After three years of running our project, it is really important to reflect on why we decided to set up. The post below sets out the background research we did relating to women from communities who access ESOL provision. It also displays our attempts to fund raise to keep these sessions going.
Why Dumplings? Dumplings are interesting as they appear in almost every culture but differ in shape and filling. The process of making dumplings requires teamwork, a long period of time and many conversations in between.
At Heart & Parcel, we view dumplings as a powerful metaphor.
The filling inside dumplings represent the hidden resources and skills women from different communities living in Britain today possess that are not recognised and covered under the mainstream narrative placed upon them by other more dominant sources of power.
Bibi, Monira and Sweety, Bangladeshi women learners, cooks and supper club hosts
Why women from certain communities? There is a wealth of research from many organisations concerned with the rights and equality of BAMER communities suggesting that communities living in the UK face discrimination of all kinds and through all layers of society. Individuals, particularly women whose first language is not English face additional issues relating to employability, integration and mental health including loneliness and isolation; most significantly through austerity. These issues have recently reached government concern, shown through the government’s audit call to tackle racial disparities in Britain.
Yet at the same time they have been continually withdrawing support by cutting funding to ESOL (English classes set up by the government) across the country. These classes are a lifeline for some to develop their English language and employability skills. Cutting funding makes it harder for these classes to run effectively and offer high quality provision.
It is not the government who bears the brunt of this, but rather the migrant women themselves, being frequently demonized in our national media and belittled by victim-blaming policies. Our project is a direct reaction to this, opposing this view of migrant women as ‘a problem that needs to be fixed’.
We believe there needs to be greater support and respect for women from these communities living across Manchester who we have spent so many years working with. There are alternative stories to the mainstream narrative about women from migrant communities. We feel they should be valued on their wealth of previous experiences and wisdom, rather than be assessed and judged by the language skills that they have not yet acquired.

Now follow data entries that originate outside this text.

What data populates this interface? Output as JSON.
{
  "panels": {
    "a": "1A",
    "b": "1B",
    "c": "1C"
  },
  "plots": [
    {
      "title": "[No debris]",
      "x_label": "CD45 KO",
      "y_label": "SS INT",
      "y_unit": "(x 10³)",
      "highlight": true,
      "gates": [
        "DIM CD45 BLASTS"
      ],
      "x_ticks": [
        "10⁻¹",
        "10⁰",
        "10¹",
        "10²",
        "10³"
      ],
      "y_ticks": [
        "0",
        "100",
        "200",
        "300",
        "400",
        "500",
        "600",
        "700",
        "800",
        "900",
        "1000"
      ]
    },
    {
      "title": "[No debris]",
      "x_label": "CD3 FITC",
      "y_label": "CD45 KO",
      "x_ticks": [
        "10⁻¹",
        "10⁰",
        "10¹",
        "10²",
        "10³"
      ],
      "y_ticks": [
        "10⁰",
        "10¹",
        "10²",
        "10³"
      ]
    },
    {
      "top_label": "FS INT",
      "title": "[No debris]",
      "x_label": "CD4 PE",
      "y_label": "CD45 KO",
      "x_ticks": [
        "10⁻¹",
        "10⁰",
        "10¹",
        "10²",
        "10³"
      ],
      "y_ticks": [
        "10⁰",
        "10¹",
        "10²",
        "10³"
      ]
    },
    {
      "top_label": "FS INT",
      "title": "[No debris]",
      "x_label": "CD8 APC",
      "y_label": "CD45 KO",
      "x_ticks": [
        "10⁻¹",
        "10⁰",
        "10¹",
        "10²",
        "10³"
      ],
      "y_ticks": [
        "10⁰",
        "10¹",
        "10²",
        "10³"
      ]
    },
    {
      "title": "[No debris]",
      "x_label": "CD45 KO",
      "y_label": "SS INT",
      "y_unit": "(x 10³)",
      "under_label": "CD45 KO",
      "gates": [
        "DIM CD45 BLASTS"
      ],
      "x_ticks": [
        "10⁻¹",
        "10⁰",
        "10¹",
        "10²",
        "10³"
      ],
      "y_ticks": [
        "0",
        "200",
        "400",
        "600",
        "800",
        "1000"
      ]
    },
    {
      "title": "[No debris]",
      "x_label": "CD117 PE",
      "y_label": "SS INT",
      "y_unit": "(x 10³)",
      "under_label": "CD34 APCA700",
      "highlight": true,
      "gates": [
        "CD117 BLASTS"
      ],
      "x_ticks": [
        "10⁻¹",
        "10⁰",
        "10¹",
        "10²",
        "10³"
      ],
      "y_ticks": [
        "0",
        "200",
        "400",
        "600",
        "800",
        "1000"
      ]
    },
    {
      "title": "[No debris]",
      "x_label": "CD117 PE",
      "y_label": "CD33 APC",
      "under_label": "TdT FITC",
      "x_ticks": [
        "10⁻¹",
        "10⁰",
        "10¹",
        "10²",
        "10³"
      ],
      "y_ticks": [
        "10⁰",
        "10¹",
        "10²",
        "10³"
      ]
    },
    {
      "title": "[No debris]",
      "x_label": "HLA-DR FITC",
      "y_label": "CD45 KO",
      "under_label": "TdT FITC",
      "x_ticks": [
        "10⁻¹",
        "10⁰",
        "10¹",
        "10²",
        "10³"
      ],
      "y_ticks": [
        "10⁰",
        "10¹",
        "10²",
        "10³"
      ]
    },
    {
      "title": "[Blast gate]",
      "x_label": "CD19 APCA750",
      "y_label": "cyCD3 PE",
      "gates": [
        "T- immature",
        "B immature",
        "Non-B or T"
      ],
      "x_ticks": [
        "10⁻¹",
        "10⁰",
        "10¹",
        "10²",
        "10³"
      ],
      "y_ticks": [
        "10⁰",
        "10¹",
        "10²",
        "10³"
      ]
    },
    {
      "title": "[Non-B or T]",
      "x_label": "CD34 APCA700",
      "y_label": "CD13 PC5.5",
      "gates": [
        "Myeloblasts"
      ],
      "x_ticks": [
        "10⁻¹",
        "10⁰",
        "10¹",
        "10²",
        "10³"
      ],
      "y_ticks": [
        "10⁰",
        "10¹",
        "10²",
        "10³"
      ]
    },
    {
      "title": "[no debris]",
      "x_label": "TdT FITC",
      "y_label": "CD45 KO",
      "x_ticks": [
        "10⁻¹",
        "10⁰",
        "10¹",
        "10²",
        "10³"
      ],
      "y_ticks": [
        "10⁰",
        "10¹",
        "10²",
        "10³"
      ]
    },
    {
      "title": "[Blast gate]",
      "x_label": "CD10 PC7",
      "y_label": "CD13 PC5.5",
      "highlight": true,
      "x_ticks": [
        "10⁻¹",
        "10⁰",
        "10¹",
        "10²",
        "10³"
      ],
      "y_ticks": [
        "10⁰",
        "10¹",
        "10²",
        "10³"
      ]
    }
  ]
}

How does our project work? Making dumplings involves many hands, communication and teamwork. We use this process as a method to engage with women using English as the medium.
Our first session making Pierogis. Welcome centre, Cheetham Hill, Nov 2015
We facilitate fixed-term projects with drop-in weekly sessions where women can practice making dumplings from different cultures and teach others how to make similar parcels from their own cultural experiences.
This unique approach to ESOL allows women to develop their skills and realise their potential, giving space to explore these hidden resources whilst making friends across communities along the way.
Laila & Karolina presenting a workshop. Welcome centre, Cheetham Hill, June 2016
How do we keep sustainable? We have been funded by many supportive providers but we have also generated funds through selling the dumplings at market and at monthly supper clubs, showcasing different dumplings from around the world made by the women from our session.
We now offer catering and dumpling workshops to individuals, organisations, schools and companies who can hire us for an afternoon of dumpling folding, making, chatting and/or eating. We also run longer term projects with organisations to supplement their services for their clients.
Our dumpling funds go back into the project, maintaining these sessions and creating further provision.